観測対象は達成される観測システムの感度にも依存するが高感度観測を目指さないならば、木星からのデカメータ波放射およびヘクトメータ波放射観測による木星磁気圏のモニター、太陽からの低周波電波放射観測による外部コロナの物理の研究があげられる。また、銀河背景放射のスペクトルおよび空間分布の観測や、銀河系内および銀河系外電波源の探査観測が行えれば重要な基礎的データの提供となる。こうした電波観測装置は、比較的簡単な低感度の受信装置で構成可能と考えられるが、干渉計を構成することができれば、電離層の屈折(ゆらぎ)の影響を受けない、高精度ポインティング観測も期待される。高感度観測システムが実現できるならば土星、天王星、海王星からのキロメータ波放射も観測対象となりうる。
観測システムとしては、例えば、低周波観測部+テレメトリー装置を1つのユニットとして、このユニットだけで、ダイナミックスペクトル観測が可能で、複数のユニットを月面にばらまけば、干渉計観測が行えるようなシステム考えられる(図2)。干渉計観測を行う場合は、各ユニットで受信した天体電波をコヒーレンスを保ったまま、処理しなければならない。そのための正確な時計装置と、周波数標準が必要であるが、観測周波数を10MHz以下に限れば、10^-10程度の安定度を有する高精度水晶発振器でも、1000秒程度積分(コヒーレンスが保てる)が可能となる。各ユニットが独立に周波数標準を持つ代わりに、月周回衛星から、標準周波数を供給する方法も考えられる。各ユニットでは、現在の技術水準から、アンテナ部以外は十分小型化が可能と考えられる。さらにフロントエンド部(プリアンプ部)以外は、デジタル信号処理を行うことにより、自由な帯域フィルタリングが可能となり、システム設計の自由度が増すと思われる。受信した帯域全部の実時間伝送が不可能でも、デジタル信号処理により例えば帯域フィルター処理およびベースバンド変換を行えば必要な受信帯域のみが伝送可能となる。
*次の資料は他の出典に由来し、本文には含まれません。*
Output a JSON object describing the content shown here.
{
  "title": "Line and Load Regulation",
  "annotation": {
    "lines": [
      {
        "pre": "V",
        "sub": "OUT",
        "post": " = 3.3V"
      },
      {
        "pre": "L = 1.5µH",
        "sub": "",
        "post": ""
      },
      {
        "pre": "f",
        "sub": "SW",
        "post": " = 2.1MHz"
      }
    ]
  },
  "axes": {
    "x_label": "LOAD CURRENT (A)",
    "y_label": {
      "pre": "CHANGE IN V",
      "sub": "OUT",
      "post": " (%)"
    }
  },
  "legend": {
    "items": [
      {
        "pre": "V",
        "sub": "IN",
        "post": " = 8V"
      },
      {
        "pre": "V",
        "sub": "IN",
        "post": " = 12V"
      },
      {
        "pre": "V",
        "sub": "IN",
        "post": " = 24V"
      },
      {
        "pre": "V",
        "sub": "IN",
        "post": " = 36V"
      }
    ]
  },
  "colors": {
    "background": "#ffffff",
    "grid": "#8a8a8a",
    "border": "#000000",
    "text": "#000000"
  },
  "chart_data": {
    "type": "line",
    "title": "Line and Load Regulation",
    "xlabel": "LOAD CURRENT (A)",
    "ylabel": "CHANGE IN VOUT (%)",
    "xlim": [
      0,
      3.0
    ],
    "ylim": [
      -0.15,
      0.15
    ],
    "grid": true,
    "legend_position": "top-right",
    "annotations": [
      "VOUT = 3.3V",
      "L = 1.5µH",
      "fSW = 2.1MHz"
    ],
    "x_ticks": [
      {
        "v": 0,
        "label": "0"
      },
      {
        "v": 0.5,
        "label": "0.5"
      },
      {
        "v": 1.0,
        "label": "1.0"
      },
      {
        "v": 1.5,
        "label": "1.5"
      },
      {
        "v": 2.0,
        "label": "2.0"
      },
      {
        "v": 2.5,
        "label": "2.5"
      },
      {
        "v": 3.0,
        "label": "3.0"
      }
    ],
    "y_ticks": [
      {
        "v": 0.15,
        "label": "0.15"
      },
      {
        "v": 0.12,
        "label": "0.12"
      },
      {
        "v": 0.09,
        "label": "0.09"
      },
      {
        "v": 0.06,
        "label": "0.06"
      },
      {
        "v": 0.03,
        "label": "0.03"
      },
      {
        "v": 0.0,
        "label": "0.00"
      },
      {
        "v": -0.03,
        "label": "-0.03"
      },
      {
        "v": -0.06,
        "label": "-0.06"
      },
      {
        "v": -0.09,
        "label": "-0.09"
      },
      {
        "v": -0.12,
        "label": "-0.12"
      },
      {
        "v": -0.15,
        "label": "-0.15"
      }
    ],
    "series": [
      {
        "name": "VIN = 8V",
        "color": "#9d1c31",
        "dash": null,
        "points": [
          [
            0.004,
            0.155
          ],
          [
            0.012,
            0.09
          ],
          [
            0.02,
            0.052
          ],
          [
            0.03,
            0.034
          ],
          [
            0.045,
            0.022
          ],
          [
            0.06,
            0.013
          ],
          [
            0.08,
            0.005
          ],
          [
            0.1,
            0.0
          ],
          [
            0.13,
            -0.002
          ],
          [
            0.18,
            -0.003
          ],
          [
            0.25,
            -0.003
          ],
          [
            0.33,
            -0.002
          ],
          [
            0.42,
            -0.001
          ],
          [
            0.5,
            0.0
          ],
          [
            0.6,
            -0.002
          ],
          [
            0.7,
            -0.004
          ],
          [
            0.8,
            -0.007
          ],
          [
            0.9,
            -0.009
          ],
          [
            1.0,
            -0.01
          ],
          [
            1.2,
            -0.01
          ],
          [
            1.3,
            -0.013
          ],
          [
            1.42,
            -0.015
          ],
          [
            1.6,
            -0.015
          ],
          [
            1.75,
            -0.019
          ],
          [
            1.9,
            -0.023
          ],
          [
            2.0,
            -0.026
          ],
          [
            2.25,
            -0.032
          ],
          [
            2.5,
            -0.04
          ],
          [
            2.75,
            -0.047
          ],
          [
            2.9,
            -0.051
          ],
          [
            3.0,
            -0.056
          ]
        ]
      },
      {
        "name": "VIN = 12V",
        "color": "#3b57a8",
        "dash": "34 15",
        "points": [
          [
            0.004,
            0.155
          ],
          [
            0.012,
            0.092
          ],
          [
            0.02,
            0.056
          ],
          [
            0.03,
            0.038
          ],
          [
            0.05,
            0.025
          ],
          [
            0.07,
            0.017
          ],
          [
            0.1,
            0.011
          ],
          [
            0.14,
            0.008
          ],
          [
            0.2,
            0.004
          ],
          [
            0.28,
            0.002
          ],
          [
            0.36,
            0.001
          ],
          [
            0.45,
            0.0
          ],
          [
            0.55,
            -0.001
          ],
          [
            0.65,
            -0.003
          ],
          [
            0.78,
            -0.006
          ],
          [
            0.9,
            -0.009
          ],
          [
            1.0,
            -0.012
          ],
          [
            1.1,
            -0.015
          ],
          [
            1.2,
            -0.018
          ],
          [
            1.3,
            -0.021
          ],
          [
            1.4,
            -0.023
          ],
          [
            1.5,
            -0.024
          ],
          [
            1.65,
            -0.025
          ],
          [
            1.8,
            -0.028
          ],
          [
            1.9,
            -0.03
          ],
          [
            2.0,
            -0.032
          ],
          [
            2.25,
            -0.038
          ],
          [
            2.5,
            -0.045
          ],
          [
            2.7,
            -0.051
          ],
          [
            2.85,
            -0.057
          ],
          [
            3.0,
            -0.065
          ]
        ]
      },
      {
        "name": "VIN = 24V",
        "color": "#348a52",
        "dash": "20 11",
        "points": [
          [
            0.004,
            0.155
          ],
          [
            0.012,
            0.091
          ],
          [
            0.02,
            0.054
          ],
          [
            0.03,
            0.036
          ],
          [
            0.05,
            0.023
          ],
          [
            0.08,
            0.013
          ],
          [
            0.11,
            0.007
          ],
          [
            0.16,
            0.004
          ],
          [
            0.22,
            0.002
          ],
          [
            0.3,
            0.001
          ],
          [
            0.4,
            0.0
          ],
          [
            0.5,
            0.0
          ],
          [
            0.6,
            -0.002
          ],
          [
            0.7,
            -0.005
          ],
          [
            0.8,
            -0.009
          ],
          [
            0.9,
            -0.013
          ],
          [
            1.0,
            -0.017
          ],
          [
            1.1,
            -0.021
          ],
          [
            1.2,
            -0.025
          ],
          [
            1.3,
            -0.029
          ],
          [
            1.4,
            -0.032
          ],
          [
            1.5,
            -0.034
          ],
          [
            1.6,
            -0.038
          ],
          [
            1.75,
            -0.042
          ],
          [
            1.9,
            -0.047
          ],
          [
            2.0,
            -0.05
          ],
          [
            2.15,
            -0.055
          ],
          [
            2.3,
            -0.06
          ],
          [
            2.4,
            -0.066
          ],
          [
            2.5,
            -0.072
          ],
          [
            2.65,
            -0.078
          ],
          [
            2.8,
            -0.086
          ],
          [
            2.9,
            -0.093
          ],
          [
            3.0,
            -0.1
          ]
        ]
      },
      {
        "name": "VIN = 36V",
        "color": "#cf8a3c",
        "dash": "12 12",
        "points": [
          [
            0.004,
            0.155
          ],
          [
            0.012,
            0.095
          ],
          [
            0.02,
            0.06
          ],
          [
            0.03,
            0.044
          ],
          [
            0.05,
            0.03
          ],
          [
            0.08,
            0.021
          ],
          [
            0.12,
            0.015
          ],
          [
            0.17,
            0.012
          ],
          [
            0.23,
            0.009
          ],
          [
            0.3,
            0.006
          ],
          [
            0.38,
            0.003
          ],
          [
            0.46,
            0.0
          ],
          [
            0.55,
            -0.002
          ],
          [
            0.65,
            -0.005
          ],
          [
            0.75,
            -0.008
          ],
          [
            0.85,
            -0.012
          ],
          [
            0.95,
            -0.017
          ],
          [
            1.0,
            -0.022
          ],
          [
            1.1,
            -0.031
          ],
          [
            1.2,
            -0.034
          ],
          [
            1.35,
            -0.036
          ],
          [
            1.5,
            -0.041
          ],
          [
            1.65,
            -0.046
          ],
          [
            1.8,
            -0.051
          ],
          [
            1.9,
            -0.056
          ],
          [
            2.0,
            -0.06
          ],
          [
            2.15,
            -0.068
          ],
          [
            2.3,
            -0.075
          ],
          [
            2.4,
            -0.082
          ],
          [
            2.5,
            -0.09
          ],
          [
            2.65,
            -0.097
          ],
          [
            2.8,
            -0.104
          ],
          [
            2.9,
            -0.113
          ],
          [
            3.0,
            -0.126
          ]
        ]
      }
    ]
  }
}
また、受信周波数帯をステップ上に切り替え、さらにその切り替えのタイミングを、複数のユニットで同期させることにより、簡単に広帯域干渉計観測が実現できる。ここでは、A/D変換器の実用的感度やデジタル化した場合の消費電力等の検討が要求される。
アンテナ部は、広帯域を十分な感度で実現するためには、ログスパイラルやログペリオディックアンテナの使用が望ましいが構造が複雑であり、月面での設置を考えると、単純なダイポールアンテナや、ワイヤーアンテナ等でも、強度の強いソースにターゲットを絞れば十分実用性があると思われる。
ただし、月面の過酷な熱環境を考慮すると、アンテナ部から本体部への熱の流入、流失は最小限にする必要がある。ペネトレータで本体部を月地下部に打ち込んだとしても、アンテナ部が表面に出た場合は、そこからの熱伝導が致命的にすらなるとの話である。したがって、アンテナ部全体を地下に埋設させるか、表面に出す場合も、熱カップリングは慎重に検討しなければならない。アンテナをコンデンサ結合やコイル結合等にし、しかも熱的に分離された構造にする工夫が要求される。また、地下にアンテナを展開した場合の感度の検討も要求される。
ペネトレータで打ち込む場合は、内蔵バッテリーだけのオペレーションとなるため、使用電力は最小限に押さえなければならない。良くて数週間程度の観測しか行えないかもしれない。このような短期間で成果の出せる観測テーマの検討も必要である。また、短期間で成果の出せるテーマがない場合は、ソフトランディングによるシステムの設置を前提とした、太陽電池使用システムによる長期観測を最初から目指す必要がある。